Researchers coined the term "COPD-associated secretory phenotype" (CASP) to refer to the inflammatory mediators that are increased in COPD and provided a comparison of CASP and senescence-associated secretory phenotype (SASP) factors. In summary, there is a large degree of overlap, supporting the notion that they are strongly linked and reinforces the theory that senescence, along with SASP, is a major contributor to the inflammation that defines COPD.

Typically, cells undergoing senescence chemoattract immune cells, resulting in clearance of these senescent cells by immune cells such as NK cells and macrophages. However, senescent cells in diseased tissues can also impede innate and adaptive immune responses. Senescent cells accumulate in tissues during aging and could influence several pathological features observed in COPD, such as inflammation-associated tissue damage and remodeling. It is difficult to determine whether inflammation observed in COPD is primarily due to senescence, as many other contributing factors within the disease may contribute. However, the presence of enhanced senescent cell frequency in the lungs does contribute to a modified immune response that may influence several aspects of COPD pathogenesis.

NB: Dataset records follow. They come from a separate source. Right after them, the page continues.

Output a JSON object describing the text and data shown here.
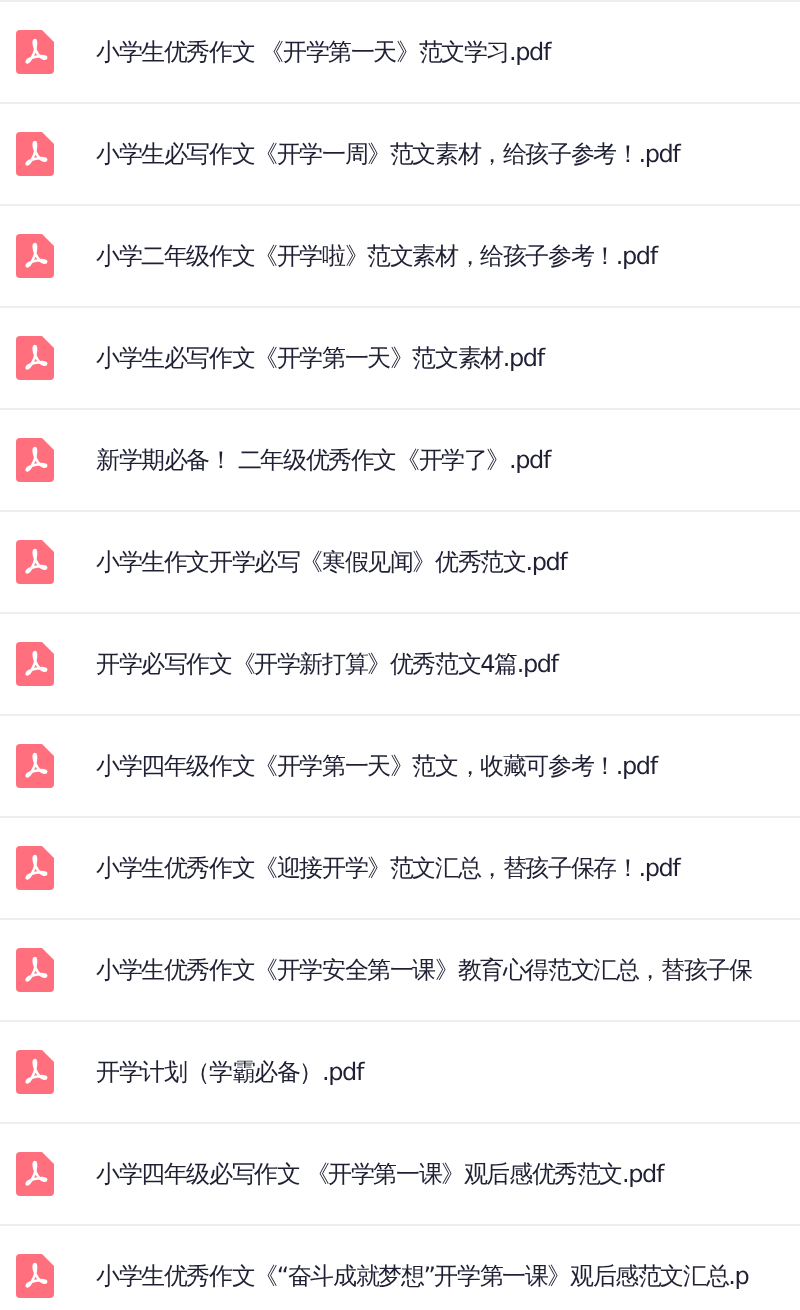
{
  "files": [
    {
      "name": "小学生优秀作文 《开学第一天》范文学习.pdf"
    },
    {
      "name": "小学生必写作文《开学一周》范文素材，给孩子参考！.pdf"
    },
    {
      "name": "小学二年级作文《开学啦》范文素材，给孩子参考！.pdf"
    },
    {
      "name": "小学生必写作文《开学第一天》范文素材.pdf"
    },
    {
      "name": "新学期必备！ 二年级优秀作文《开学了》.pdf"
    },
    {
      "name": "小学生作文开学必写《寒假见闻》优秀范文.pdf"
    },
    {
      "name": "开学必写作文《开学新打算》优秀范文4篇.pdf"
    },
    {
      "name": "小学四年级作文《开学第一天》范文，收藏可参考！.pdf"
    },
    {
      "name": "小学生优秀作文《迎接开学》范文汇总，替孩子保存！.pdf"
    },
    {
      "name": "小学生优秀作文《开学安全第一课》教育心得范文汇总，替孩子保"
    },
    {
      "name": "开学计划（学霸必备）.pdf"
    },
    {
      "name": "小学四年级必写作文 《开学第一课》观后感优秀范文.pdf"
    },
    {
      "name": "小学生优秀作文《“奋斗成就梦想”开学第一课》观后感范文汇总.p"
    }
  ]
}
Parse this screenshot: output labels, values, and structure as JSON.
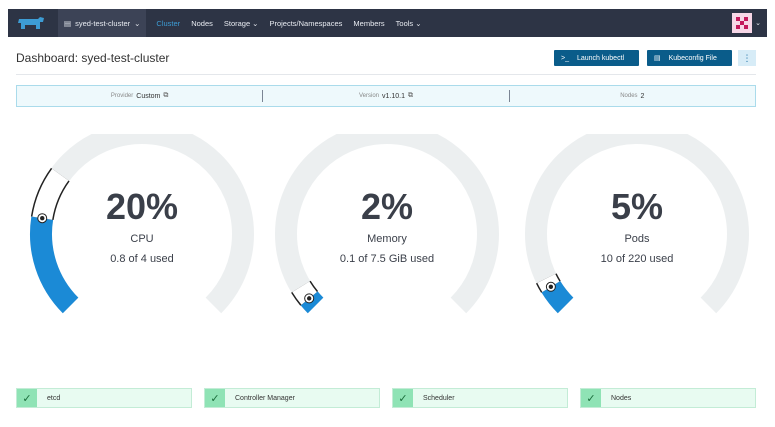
{
  "nav": {
    "cluster_name": "syed-test-cluster",
    "items": [
      {
        "label": "Cluster",
        "active": true,
        "dropdown": false
      },
      {
        "label": "Nodes",
        "active": false,
        "dropdown": false
      },
      {
        "label": "Storage",
        "active": false,
        "dropdown": true
      },
      {
        "label": "Projects/Namespaces",
        "active": false,
        "dropdown": false
      },
      {
        "label": "Members",
        "active": false,
        "dropdown": false
      },
      {
        "label": "Tools",
        "active": false,
        "dropdown": true
      }
    ]
  },
  "header": {
    "title": "Dashboard: syed-test-cluster",
    "kubectl_label": "Launch kubectl",
    "kubeconfig_label": "Kubeconfig File",
    "more_label": "⋮"
  },
  "info": {
    "provider_label": "Provider",
    "provider_value": "Custom",
    "version_label": "Version",
    "version_value": "v1.10.1",
    "nodes_label": "Nodes",
    "nodes_value": "2"
  },
  "gauges": [
    {
      "percent_text": "20%",
      "name": "CPU",
      "detail": "0.8 of 4 used",
      "percent": 0.2,
      "reserved": 0.1
    },
    {
      "percent_text": "2%",
      "name": "Memory",
      "detail": "0.1 of 7.5 GiB used",
      "percent": 0.02,
      "reserved": 0.03
    },
    {
      "percent_text": "5%",
      "name": "Pods",
      "detail": "10 of 220 used",
      "percent": 0.05,
      "reserved": 0.02
    }
  ],
  "components": [
    {
      "label": "etcd"
    },
    {
      "label": "Controller Manager"
    },
    {
      "label": "Scheduler"
    },
    {
      "label": "Nodes"
    }
  ],
  "colors": {
    "nav_bg": "#2d3445",
    "accent": "#0a5c8a",
    "gauge_fill": "#1b8ad6",
    "gauge_track": "#eceff0",
    "ok": "#8fe3b5"
  }
}
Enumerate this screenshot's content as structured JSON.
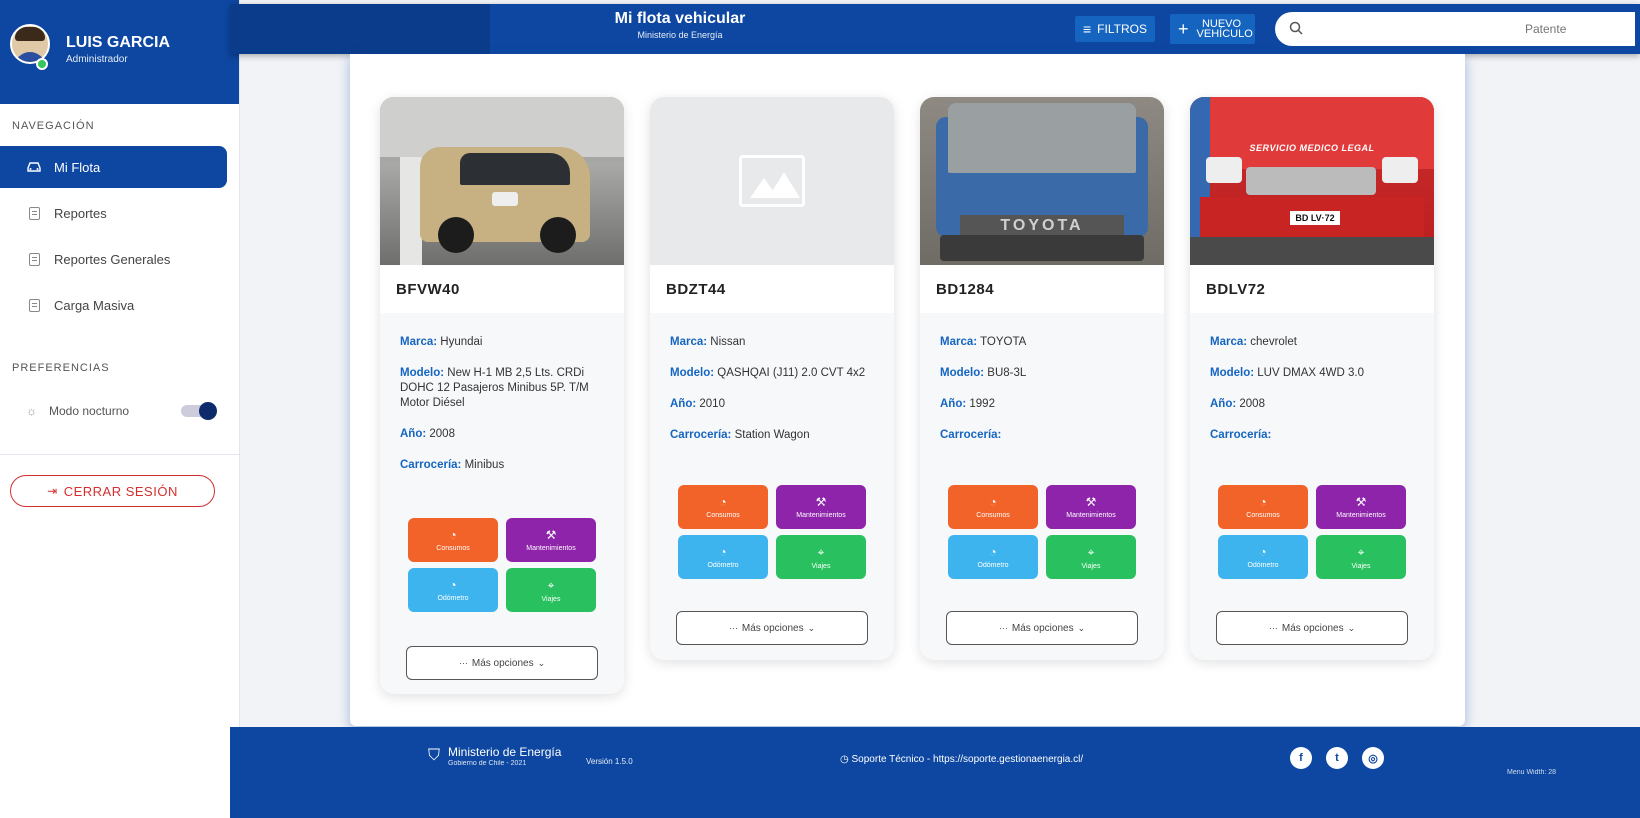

There is increasing interest in the resolution of abundant senescence as a potential therapeutic approach in COPD. Senolytic agents, compounds that facilitate the elimination of senescent cells, have received considerable attention lately as a potential treatment for COPD. However, the investigation of these agents is limited by the lack of universal markers of senescence. A better understanding of pathways that induce and reinforce senescence in COPD may allow us to discover possible biomarkers that could serve as targets for these senolytic therapies.

Overall, there is mounting evidence to suggest that senescence could contribute to cells being resistant to apoptosis, exhibiting elevated inflammation, and reduced dead cell clearance, resulting in extensive tissue remodeling observed in COPD. Targeting senescent cells using senolytics to selectively remove senescent cells or modulate SASP using small molecules or antibodies represents a novel approach to countering COPD progression. Several treatments that may target cellular senescence are in development.